Bagi mereka yang bekerja di luar rumah mungkin bisa berkata, "oh cuma ibu rumah tangga". Padahal jika dihitung dengan pendekatan harga pasar sekalipun, bisa jadi nilai pendapatan dari pekerjaan Ibu Rumah Tangga lebih besar dari rata-rata pendapatan yang bekerja di luar.
Kawasan hutan dan laut adalah ibarat Ibu bagi Nusantara. Darinya lahir berbagai sumber bahan baku yang memberikan rantai nilai panjang.
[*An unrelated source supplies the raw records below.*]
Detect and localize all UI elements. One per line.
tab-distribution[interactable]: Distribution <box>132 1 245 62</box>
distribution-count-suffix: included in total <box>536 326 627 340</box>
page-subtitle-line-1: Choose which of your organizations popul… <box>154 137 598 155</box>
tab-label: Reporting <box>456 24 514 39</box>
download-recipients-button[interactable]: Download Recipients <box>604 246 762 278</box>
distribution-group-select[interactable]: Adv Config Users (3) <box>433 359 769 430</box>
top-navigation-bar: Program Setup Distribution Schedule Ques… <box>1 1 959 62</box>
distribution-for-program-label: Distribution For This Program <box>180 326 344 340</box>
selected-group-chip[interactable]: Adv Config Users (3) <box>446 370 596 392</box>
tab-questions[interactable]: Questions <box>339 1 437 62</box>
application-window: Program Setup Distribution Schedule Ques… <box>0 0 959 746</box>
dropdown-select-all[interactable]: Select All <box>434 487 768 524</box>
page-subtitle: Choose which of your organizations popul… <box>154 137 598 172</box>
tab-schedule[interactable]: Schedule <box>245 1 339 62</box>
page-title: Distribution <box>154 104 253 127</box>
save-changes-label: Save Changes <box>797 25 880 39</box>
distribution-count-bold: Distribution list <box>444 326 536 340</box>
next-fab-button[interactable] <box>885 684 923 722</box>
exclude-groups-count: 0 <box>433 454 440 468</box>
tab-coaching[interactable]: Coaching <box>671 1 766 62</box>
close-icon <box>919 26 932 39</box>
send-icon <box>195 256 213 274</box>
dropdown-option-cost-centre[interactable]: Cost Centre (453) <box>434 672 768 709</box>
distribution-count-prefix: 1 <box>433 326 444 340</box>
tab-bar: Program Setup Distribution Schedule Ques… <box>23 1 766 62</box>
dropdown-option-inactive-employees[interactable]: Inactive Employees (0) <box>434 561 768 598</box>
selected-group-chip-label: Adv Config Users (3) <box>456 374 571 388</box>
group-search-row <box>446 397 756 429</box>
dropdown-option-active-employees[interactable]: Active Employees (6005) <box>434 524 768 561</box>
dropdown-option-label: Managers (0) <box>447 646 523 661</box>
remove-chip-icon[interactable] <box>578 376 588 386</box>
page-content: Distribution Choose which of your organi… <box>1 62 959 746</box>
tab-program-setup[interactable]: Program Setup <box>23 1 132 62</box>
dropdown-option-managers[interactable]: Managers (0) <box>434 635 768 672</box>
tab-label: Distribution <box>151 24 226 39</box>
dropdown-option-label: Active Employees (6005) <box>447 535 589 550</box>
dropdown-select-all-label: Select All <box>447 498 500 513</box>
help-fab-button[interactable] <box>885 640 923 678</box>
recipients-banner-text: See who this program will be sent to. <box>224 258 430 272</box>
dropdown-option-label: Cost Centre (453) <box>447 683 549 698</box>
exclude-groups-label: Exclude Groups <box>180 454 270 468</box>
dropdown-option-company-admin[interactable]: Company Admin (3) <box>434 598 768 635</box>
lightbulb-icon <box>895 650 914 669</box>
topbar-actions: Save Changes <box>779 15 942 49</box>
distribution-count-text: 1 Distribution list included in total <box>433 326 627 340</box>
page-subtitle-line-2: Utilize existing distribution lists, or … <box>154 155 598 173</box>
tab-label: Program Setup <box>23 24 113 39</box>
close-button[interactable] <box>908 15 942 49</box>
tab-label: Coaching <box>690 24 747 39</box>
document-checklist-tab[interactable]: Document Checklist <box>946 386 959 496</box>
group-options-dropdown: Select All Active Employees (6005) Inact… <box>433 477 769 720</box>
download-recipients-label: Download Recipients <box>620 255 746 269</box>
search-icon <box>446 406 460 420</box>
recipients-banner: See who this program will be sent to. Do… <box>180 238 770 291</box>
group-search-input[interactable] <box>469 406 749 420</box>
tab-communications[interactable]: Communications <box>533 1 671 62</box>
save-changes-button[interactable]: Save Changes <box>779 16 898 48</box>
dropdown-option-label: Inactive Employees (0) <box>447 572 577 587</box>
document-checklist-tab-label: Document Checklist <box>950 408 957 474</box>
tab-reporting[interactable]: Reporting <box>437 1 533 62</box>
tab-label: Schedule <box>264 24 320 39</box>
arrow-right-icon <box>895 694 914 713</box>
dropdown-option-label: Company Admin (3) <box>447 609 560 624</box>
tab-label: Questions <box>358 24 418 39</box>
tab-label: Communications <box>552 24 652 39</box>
Mulai dari petani di sekitar hutan, bagi nelayan di pesisir, bagi industri pengolahan, kontruksi, perdagangan, hotel dan restoran, pariwisata, hingga pertambangan dan penggalian, serta bagi usaha jasa lainnya.
Sangat disayangkan tentunya jika kontribusi sektor kehutanan dan perikanan masih dinilai hampir tidak ada terhadap pertumbuhan ekonomi Indonesia. Maka ada baiknya kita mengubah sudut pandang keekonomian kita menjadi sedikit lebih modern dari cara-cara konvensional yang selama ini langgeng diadopsi.
Pada saat penyelenggaraan Kongres Kehutanan Indonesia VII Â 2022 di Jakarta, Selasa (28/6/2022), Ibu Sri Mulyani, Menteri Keuangan RI mengatakan, Â "Indonesia itu isinya hutan sama perikanan, tapi dua sektor ini kontribusi ke dalam GDP (PDB) kita is almost nothing (hampir tidak ada). Enggak benar itu berarti,"
Secara data tentu kita sepakat, meskipun makna dan penghitungan bisa kita ulas lagi lebih dalam.
Mari kita kembali mengingat kondisi di awal masa Pandemi Covid-19. Ketika sektor lain mengalami pertumbuhan negatif, data Badan Pusat Statistik (BPS) menyebutkan bahwa sektor pertanian, kehutanan dan perikanan justru menjadi penyelamat perekonomian nasional karena tetap tumbuh positif secara year on year pada kuartal IV 2020. Sektor yang mengalami kemunduran diantaranya ialah industri, perdagangan, konstruksi, pertambangan, transportasi dan pergudangan, akomodasi dan makan minum, jasa lainnya, jasa perusahaan, serta pengadaan listrik dan air.
Dari kondisi Pandemi kita bisa melihat bahwa, sektor pertanian, kehutanan dan perikanan merupakan pondasi dari perekonomian bangsa yang tetap kokoh bertahan di masa sulit sekalipun. Pondasi yang dekat dengan lapisan masyarakat di kawasan pedesaan maupun pesisir.
Di era Tujuan Pembangunan Berkelanjutan saat ini, bukan saatnya membandingkan perolehan devisa sektor kehutanan dengan sektor lainnya. Kebijakan pembangunan kehutanan haruslah berpedoman pada paradigma bahwa sumber daya hutan tidak lagi hanya dijadikan sebagai komoditas ekspor semata dan penghasil devisa, tetapi sebagai modal Pembangunan Nasional untuk tujuan mewujudkan kemandirian bangsa dan menjamin akses yang adil dan merata terhadap kebermanfaatan hutan, serta terkendalinya dampak perubahan iklim.
Ada keseimbangan yang harus kita jaga. Ada daya lenting lingkungan yang harus kita rawat. Ada rakyat sekitar hutan yang harus ditingkatkan kesejahteraannya. Ukuran-ukuran tersebut tentunya tidak bisa dilihat dari kacamata PDB dan perolehan devisa semata. Semoga kita terhindar dari paradoks keberlimpahan atau kutukan sumber daya.